May was a month to forget for those individuals who panicked when they were unable to handle the volatility of the Nikkei. For a larger percentage, it was a month when they took some profit off the table in two of the worlds most crowded trades -- long the Nikkei and short the yen. The last trading day of the month ended in a whimper for many investors, with USD/JPY maintaining its correlation with the country's main equity index. The market seems a tad uneasy to push the dollar much lower, what with supposed standing bids scattered around the ¥100.50 optioned related level and trailing all the way down to the ¥99 handle.

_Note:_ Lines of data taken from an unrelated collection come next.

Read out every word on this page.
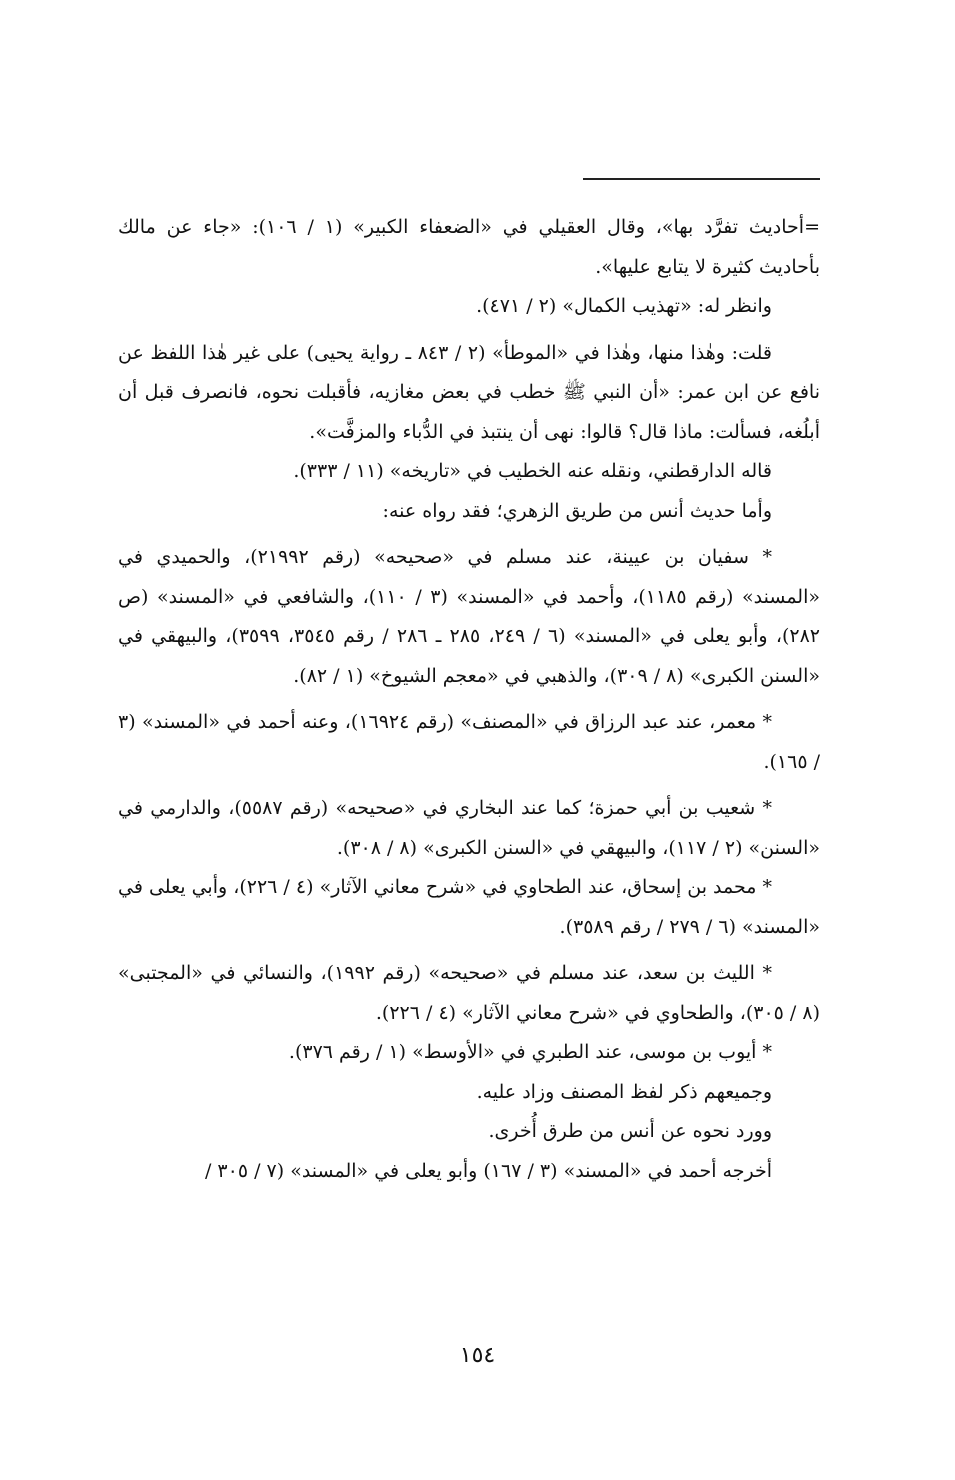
=أحاديث تفرَّد بها»، وقال العقيلي في «الضعفاء الكبير» (١ / ١٠٦): «جاء عن مالك بأحاديث كثيرة لا يتابع عليها».

وانظر له: «تهذيب الكمال» (٢ / ٤٧١).

قلت: وهٰذا منها، وهٰذا في «الموطأ» (٢ / ٨٤٣ ـ رواية يحيى) على غير هٰذا اللفظ عن نافع عن ابن عمر: «أن النبي ﷺ خطب في بعض مغازيه، فأقبلت نحوه، فانصرف قبل أن أبلُغه، فسألت: ماذا قال؟ قالوا: نهى أن ينتبذ في الدُّباء والمزفَّت».

قاله الدارقطني، ونقله عنه الخطيب في «تاريخه» (١١ / ٣٣٣).

وأما حديث أنس من طريق الزهري؛ فقد رواه عنه:

* سفيان بن عيينة، عند مسلم في «صحيحه» (رقم ٢١٩٩٢)، والحميدي في «المسند» (رقم ١١٨٥)، وأحمد في «المسند» (٣ / ١١٠)، والشافعي في «المسند» (ص ٢٨٢)، وأبو يعلى في «المسند» (٦ / ٢٤٩، ٢٨٥ ـ ٢٨٦ / رقم ٣٥٤٥، ٣٥٩٩)، والبيهقي في «السنن الكبرى» (٨ / ٣٠٩)، والذهبي في «معجم الشيوخ» (١ / ٨٢).

* معمر، عند عبد الرزاق في «المصنف» (رقم ١٦٩٢٤)، وعنه أحمد في «المسند» (٣ / ١٦٥).

* شعيب بن أبي حمزة؛ كما عند البخاري في «صحيحه» (رقم ٥٥٨٧)، والدارمي في «السنن» (٢ / ١١٧)، والبيهقي في «السنن الكبرى» (٨ / ٣٠٨).

* محمد بن إسحاق، عند الطحاوي في «شرح معاني الآثار» (٤ / ٢٢٦)، وأبي يعلى في «المسند» (٦ / ٢٧٩ / رقم ٣٥٨٩).

* الليث بن سعد، عند مسلم في «صحيحه» (رقم ١٩٩٢)، والنسائي في «المجتبى» (٨ / ٣٠٥)، والطحاوي في «شرح معاني الآثار» (٤ / ٢٢٦).

* أيوب بن موسى، عند الطبري في «الأوسط» (١ / رقم ٣٧٦).

وجميعهم ذكر لفظ المصنف وزاد عليه.

وورد نحوه عن أنس من طرق أُخرى.

أخرجه أحمد في «المسند» (٣ / ١٦٧) وأبو يعلى في «المسند» (٧ / ٣٠٥ /

١٥٤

Week-ending Japanese data (inflation and industrial output), on the whole, has been relatively good and for many individuals further proof that Abenomics is working. This has resulted in USD/JPY offers being more difficult to find. The Ministry of Finance money flow report from the week ended May 25 revealed that Japanese players continued to be a net seller of foreign bonds (net ¥1.173-trillion, volume remaining heavy, ¥5.229-trillion sales vs. ¥4.1057 trillion buys), and easily surpassing the previous week's print (¥800.6-billion).
However, fresh buying of foreign product still remains and evidence suggests that U.S. treasuries have been the major recipient of Japanese flows (the U.S. trading at or above +2% has Tsy's/JGB spread widening), while both OATs (French bonds) and BTPs (Italian bonds) garnered some interest. The data also suggests that retail investors continue to move out of maturing emerging markets (NZD and AUD) and are happy to reinvest in their own domestic equity market. Of note, foreign investors remain net buyers of Japanese stocks, and this despite the plunges recorded in the past week.